Thursday, May 10, 2012

PTC revisions in place, savings to railroads could be up to $775 million

Written by 

Changes have been made to regulations governing the installation of positive train control equipment that will give railroads additional flexibility, save money and maintain a high level of safety.

Earlier this year, President Obama called for a government-wide review of regulations in order to identify those that needed to be changed or removed because they were unnecessary, out-of-date, excessively burdensome or overly costly.

"As a result of this review, the revised regulations will provide greater flexibility to railroads and save hundreds of millions of dollars even as they improve rail safety," said FRA Administrator Joseph Szabo. "The steps we are taking will continue the momentum achieved in implementing PTC."

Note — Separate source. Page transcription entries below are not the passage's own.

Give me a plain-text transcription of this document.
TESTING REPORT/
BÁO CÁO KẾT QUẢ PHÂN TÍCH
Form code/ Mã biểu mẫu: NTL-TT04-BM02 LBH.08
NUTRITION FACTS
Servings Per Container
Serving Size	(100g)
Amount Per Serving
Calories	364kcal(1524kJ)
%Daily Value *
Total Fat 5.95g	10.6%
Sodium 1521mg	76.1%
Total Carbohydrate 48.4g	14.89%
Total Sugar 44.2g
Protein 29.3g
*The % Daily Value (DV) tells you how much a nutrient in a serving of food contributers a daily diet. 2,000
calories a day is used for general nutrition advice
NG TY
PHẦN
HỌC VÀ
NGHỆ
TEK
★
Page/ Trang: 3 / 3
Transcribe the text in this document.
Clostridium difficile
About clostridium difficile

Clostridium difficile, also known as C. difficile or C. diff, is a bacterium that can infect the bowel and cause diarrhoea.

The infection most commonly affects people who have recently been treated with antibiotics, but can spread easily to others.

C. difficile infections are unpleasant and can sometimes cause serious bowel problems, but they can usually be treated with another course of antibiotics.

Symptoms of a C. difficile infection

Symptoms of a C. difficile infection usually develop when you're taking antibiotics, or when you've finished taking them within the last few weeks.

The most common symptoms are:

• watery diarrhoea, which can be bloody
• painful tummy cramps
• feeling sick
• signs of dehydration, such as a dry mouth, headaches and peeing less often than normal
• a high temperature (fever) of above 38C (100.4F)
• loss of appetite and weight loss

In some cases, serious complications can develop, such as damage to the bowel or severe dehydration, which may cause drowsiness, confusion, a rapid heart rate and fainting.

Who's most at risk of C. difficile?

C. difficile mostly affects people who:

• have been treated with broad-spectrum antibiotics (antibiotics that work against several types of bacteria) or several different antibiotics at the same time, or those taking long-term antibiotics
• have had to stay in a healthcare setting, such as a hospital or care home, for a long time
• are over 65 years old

Under the revisions, railroads will no longer have to conduct risk analyses to obtain approval to not install PTC or take other costly risk mitigation measures on an estimated 10,000 miles of track that will not carry passenger trains or poison inhalation hazard commodities after December 2015. Railroads are expected to save approximately $335 million over the first five years and up to $775 million over 20 years, by utilizing safety measures other than PTC, where appropriate.

The Rail Safety Improvement Act of 2008 mandates widespread installation of PTC systems by December 2015 on rail lines which carry at least five million gross tons of freight annually, on Class 1 railroads that ship PIH commodities and on lines where intercity passenger rail and commuter service is regularly operated.